1 http://www.nu.nl/binnenland/2519369/duitse-verbinding-betuwelijn-vertraagd.html

Pagina 1 van 6



Ministerie van Infrastructuur en Milieu

3. Welke acties heeft u ondernomen om deze aanleg te bespoedigen of uitstel te voorkomen? 3. Ik spreek mijn collega, Minister Ramsauer en marge van de Transportraad consequent aan op het belang van snelle realisatie van het derde spoor. Ook de Staatssecretaris van Infrastructuur en Milieu en de Minister van Economische Zaken, Landbouw en Innovatie doen dat bij hun Duitse counterparts. De vraag of er een derde spoor komt, staat overigens niet ter discussie: het Bundesministerie verzekert in die gesprekken dat realisatie van het derde spoor tussen Emmerich en Oberhausen nog altijd hoge prioriteit heeft. Staatssecretaris Scheurle heeft dat 14 april 2011 schriftelijk bevestigd. Zie de bijlage bij deze brief. 4. Welke actie gaat u nu ondernemen om de druk op Duitsland maximaal op te voeren zodat het alsnog conform eerdere afspraken op korte termijn start met aanleg van het noodzakelijke derde spoor? 4. Ik ontvang Minister Voigtsberger van Nordrhein-Westfalen (NRW) in augustus 2011 in Rotterdam samen met de heer Smits van het havenbedrijf. NRW is binnen Duitsland de grootste belanghebbende bij realisatie van het derde spoor.

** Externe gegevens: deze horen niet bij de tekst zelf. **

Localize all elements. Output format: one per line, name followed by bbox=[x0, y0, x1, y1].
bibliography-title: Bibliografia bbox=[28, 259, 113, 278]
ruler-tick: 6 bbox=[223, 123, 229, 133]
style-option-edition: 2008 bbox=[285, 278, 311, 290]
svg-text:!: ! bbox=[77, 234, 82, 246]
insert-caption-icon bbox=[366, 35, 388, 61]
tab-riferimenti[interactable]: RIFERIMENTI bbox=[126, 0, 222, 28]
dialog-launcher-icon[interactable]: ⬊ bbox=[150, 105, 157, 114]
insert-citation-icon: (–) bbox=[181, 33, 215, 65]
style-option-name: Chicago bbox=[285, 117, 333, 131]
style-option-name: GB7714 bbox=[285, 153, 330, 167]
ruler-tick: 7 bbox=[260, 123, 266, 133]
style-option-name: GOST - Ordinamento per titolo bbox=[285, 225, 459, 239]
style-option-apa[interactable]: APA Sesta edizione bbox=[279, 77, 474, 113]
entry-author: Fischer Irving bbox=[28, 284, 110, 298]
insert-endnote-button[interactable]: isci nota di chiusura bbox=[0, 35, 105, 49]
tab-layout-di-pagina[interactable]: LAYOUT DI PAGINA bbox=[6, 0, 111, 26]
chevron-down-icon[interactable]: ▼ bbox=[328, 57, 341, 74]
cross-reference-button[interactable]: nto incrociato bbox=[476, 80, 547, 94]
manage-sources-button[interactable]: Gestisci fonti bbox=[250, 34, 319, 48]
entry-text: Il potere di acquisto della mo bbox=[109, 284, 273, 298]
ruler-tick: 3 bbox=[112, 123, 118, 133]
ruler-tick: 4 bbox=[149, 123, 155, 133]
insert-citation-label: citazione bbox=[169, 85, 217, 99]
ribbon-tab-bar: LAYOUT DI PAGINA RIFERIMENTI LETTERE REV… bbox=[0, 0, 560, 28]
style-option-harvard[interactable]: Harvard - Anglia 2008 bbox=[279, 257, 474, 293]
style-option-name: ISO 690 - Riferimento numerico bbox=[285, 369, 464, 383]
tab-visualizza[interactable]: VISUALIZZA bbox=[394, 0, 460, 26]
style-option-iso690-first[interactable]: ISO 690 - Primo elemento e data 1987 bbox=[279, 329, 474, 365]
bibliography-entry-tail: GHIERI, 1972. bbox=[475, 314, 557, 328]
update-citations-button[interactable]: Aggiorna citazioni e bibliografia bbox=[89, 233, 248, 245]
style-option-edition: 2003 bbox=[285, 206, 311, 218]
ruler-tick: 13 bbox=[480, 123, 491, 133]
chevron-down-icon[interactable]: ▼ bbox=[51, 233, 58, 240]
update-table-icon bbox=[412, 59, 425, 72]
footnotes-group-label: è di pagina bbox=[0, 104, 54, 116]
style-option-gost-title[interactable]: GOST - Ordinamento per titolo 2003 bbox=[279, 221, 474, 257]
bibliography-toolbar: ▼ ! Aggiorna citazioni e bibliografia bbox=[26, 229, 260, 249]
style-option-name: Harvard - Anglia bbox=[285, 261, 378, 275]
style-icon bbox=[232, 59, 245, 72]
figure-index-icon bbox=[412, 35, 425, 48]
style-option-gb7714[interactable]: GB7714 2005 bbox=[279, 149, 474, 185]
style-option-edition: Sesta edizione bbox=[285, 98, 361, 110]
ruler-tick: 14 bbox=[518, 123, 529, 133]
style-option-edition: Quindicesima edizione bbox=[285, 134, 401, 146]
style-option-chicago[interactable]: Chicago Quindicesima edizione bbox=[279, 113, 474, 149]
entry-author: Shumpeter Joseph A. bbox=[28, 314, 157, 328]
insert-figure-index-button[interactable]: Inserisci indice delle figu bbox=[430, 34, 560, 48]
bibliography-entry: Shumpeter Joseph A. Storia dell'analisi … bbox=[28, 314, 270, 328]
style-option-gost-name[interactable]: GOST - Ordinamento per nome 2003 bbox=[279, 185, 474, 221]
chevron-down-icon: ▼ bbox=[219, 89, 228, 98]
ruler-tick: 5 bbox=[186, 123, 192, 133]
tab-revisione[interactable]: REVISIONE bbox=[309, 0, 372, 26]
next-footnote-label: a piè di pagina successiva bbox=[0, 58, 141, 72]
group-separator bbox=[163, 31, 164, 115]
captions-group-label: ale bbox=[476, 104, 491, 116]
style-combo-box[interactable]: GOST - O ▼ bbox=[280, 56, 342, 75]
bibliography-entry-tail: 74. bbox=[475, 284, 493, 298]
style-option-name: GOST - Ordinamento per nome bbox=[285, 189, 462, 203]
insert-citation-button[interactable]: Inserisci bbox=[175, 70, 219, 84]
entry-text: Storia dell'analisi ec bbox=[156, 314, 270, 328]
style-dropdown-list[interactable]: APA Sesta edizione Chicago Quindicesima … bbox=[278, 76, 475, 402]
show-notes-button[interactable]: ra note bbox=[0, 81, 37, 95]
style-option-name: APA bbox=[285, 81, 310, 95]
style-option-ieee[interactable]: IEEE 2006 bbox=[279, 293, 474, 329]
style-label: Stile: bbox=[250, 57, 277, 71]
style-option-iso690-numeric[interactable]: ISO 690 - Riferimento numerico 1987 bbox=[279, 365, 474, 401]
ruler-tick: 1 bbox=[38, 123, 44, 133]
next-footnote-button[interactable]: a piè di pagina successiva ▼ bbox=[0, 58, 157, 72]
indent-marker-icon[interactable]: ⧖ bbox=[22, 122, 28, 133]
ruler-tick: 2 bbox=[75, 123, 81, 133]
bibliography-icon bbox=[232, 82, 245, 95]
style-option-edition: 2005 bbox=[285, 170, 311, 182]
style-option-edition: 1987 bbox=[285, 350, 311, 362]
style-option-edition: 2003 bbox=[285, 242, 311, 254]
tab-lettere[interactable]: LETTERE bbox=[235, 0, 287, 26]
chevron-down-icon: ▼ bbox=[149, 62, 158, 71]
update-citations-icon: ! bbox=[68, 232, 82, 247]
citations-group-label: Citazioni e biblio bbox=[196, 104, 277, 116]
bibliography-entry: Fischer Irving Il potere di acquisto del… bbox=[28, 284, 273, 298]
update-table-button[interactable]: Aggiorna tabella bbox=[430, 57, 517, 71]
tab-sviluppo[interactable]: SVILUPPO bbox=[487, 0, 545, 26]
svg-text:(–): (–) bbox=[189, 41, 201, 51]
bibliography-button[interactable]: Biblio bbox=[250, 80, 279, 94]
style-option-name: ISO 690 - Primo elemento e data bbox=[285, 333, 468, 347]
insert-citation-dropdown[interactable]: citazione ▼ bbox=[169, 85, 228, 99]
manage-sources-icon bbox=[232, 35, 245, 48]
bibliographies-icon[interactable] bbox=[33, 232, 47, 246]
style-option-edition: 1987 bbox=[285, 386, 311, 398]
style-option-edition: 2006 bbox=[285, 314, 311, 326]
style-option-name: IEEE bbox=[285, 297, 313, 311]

In de voorbereiding voor dit gesprek zal ik alle mogelijkheden bekijken hoe wij onze belangen kunnen bundelen om te bewerkstelligen dat het deel van het derde spoor waar de capaciteit het eerst gaat knellen, met voorrang wordt opgeleverd. Deze zomer komen de twee inframanagers ProRail en DB Netz met een bijgestelde planning en stemmen die af met beide ministeries. Belangrijk is dat de bestaande twee sporen tussen Zevenaar en Oberhausen dankzij de blokverdichting ruimte bieden aan groei van het goederenverkeer over de Betuweroute. Alle extra mogelijkheden die daartoe openstaan, zullen worden benut om capaciteit vrij te maken voor de groei van het goederenvervoer vanuit Rotterdam. 5. Deelt u de mening dat de realisatie van de volledige Betuweroute van groot belang is voor het goederenvervoer in Nederland, zeker gezien de komende werkzaamheden aan de Nederlandse snelwegen langs deze route? 5. Het belang van het derde spoor voor de Betuweroute staat buiten kijf. Voor de komende jaren biedt het bestaande spoor, zeker met blokverdichting, nog ruimte voor groei van het goederenvervoer. Het derde spoor komt voort uit de noodzaak tot een structurele verbetering van de spoorverbinding voor de toekomst. De werkzaamheden op de Nederlandse wegen op korte termijn staan daar los van.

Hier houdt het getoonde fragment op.